Er werd al vroeg goed werk verricht met kleurenlithografie (met gekleurde inkt) door Godefroy Englemann in 1837 en Thomas S. Boys in 1839, maar de methode werd pas in 1860 op grote schaal commercieel toegepast. Daarna werd het de meest populaire methode van kleurenreproductie voor de rest van de 19e eeuw. Deze commerciële afdrukken werden gemaakt door met de hand voor elke te gebruiken kleur (tint) een aparte steen voor te bereiden en de ene kleur in register over de andere af te drukken. Soms werden wel 30 stenen gebruikt voor één onderwerp.
De door stoom aangedreven lithografische pers werd rond 1865 geperfectioneerd door Hughes & Kimber uit Engeland.
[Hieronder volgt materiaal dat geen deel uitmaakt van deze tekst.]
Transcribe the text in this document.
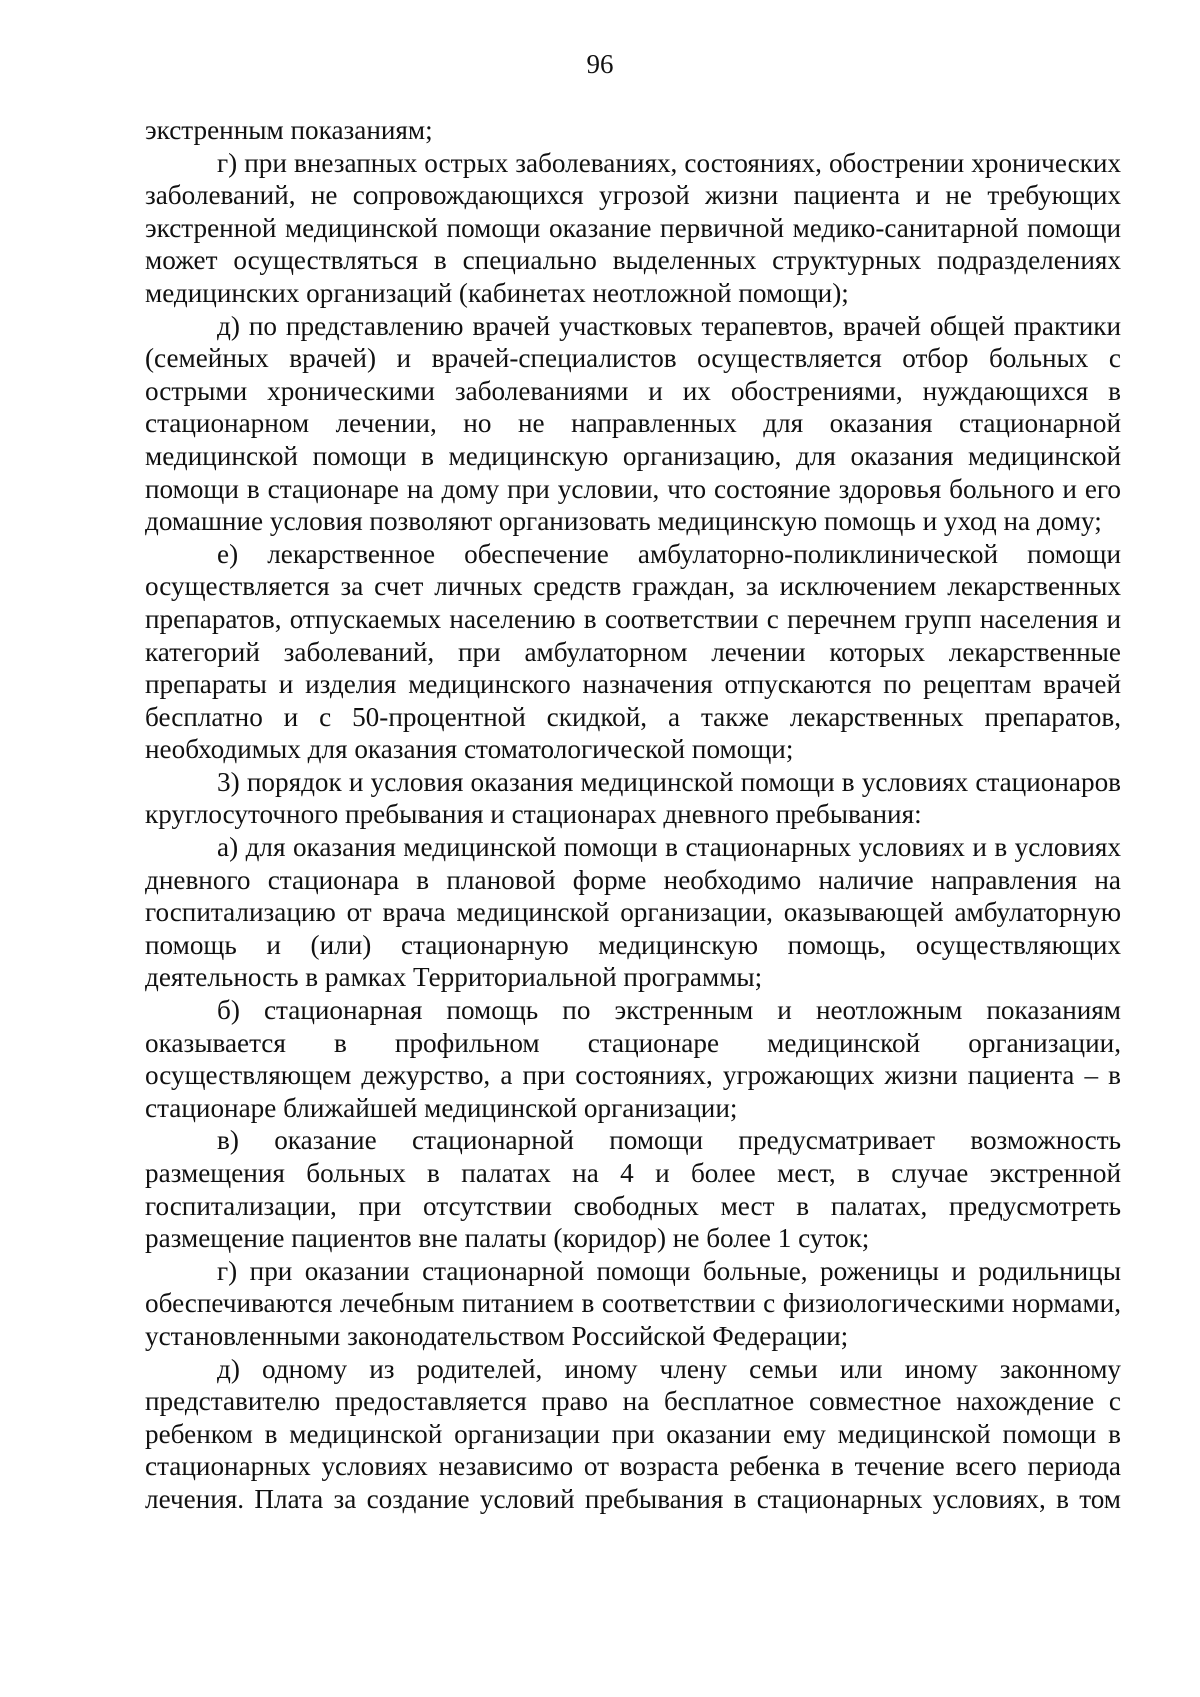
96

экстренным показаниям;

г) при внезапных острых заболеваниях, состояниях, обострении хронических заболеваний, не сопровождающихся угрозой жизни пациента и не требующих экстренной медицинской помощи оказание первичной медико-санитарной помощи может осуществляться в специально выделенных структурных подразделениях медицинских организаций (кабинетах неотложной помощи);

д) по представлению врачей участковых терапевтов, врачей общей практики (семейных врачей) и врачей-специалистов осуществляется отбор больных с острыми хроническими заболеваниями и их обострениями, нуждающихся в стационарном лечении, но не направленных для оказания стационарной медицинской помощи в медицинскую организацию, для оказания медицинской помощи в стационаре на дому при условии, что состояние здоровья больного и его домашние условия позволяют организовать медицинскую помощь и уход на дому;

е) лекарственное обеспечение амбулаторно-поликлинической помощи осуществляется за счет личных средств граждан, за исключением лекарственных препаратов, отпускаемых населению в соответствии с перечнем групп населения и категорий заболеваний, при амбулаторном лечении которых лекарственные препараты и изделия медицинского назначения отпускаются по рецептам врачей бесплатно и с 50-процентной скидкой, а также лекарственных препаратов, необходимых для оказания стоматологической помощи;

3) порядок и условия оказания медицинской помощи в условиях стационаров круглосуточного пребывания и стационарах дневного пребывания:

а) для оказания медицинской помощи в стационарных условиях и в условиях дневного стационара в плановой форме необходимо наличие направления на госпитализацию от врача медицинской организации, оказывающей амбулаторную помощь и (или) стационарную медицинскую помощь, осуществляющих деятельность в рамках Территориальной программы;

б) стационарная помощь по экстренным и неотложным показаниям оказывается в профильном стационаре медицинской организации, осуществляющем дежурство, а при состояниях, угрожающих жизни пациента – в стационаре ближайшей медицинской организации;

в) оказание стационарной помощи предусматривает возможность размещения больных в палатах на 4 и более мест, в случае экстренной госпитализации, при отсутствии свободных мест в палатах, предусмотреть размещение пациентов вне палаты (коридор) не более 1 суток;

г) при оказании стационарной помощи больные, роженицы и родильницы обеспечиваются лечебным питанием в соответствии с физиологическими нормами, установленными законодательством Российской Федерации;

д) одному из родителей, иному члену семьи или иному законному представителю предоставляется право на бесплатное совместное нахождение с ребенком в медицинской организации при оказании ему медицинской помощи в стационарных условиях независимо от возраста ребенка в течение всего периода лечения. Плата за создание условий пребывания в стационарных условиях, в том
Hij werd in 1866 in de Verenigde Staten geïntroduceerd. Deze persen maakten gebruik van automatische rollen om de steen te bevochtigen en van inkt te voorzien, terwijl het papier door een draaiende cilinder werd samengedrukt.
In 1853 werd de methode die bekend staat als offset-lithografie (of offset-druk) voor het eerst gepatenteerd door John Strather uit Engeland. Het principe werd pas in de praktijk toegepast in de jaren 1870, toen rubberen offsetrollen werden gebruikt op vlakbedpersen voor het drukken op metaal. In 1860 werd het fototransferprocédé gepatenteerd, waarmee een fotografisch beeld op gesensibiliseerd papier kon worden geïnkt en op het drukoppervlak kon worden overgebracht. Zes jaar later werd in Engeland de eerste lithografische halftoonzeef gebruikt. Kort na 1900 werden in de Verenigde Staten offset-methoden voor het drukken op papier ontwikkeld.
Bij het offset-proces – verreweg de meest gebruikte methode – wordt het geïnkte beeld eerst op een rubberen cilinder gedrukt, die het beeld vervolgens offset, of overbrengt, op papier of andere materialen. Door de flexibiliteit van de rubberen cilinder kan offset-lithografie worden gebruikt om te drukken op tin, hout, doek, leer en ruw of glad papier. In het verleden werd offsetdruk vooral gebruikt voor het vervaardigen van drukwerk – kalenders, wenskaarten, boekjes, briefhoofden, boeken, tijdschriften, kranten, kaarten, affiches, reclameborden, postzegels, etiketten op blikjes, verpakkingen en ander reclamedrukwerk – in grote hoeveelheden. Rond de eeuwwisseling van de 21ste eeuw gebruikten echter steeds meer kunstenaars, onder wie Eugene Feldman, Hanne Darboven, Joseph Beuys, Gerhard Richter, Dieter Roth en Kara Walker, het offsetprocédé voor niet-commerciële doeleinden.
Lithografisch drukken op een moderne rotatieoffsetpers kan met hoge snelheid hoogwaardige, fijn gedetailleerde afdrukken maken. Het kan elk materiaal reproduceren dat in het plateerproces kan worden gefotografeerd. Het vertegenwoordigt dan ook meer dan 40 procent van alle druk-, verpakkings- en publicatiewerk dat wordt verricht; dat percentage is meer dan het dubbele van het percentage dat door enig ander afzonderlijk drukprocédé wordt geproduceerd.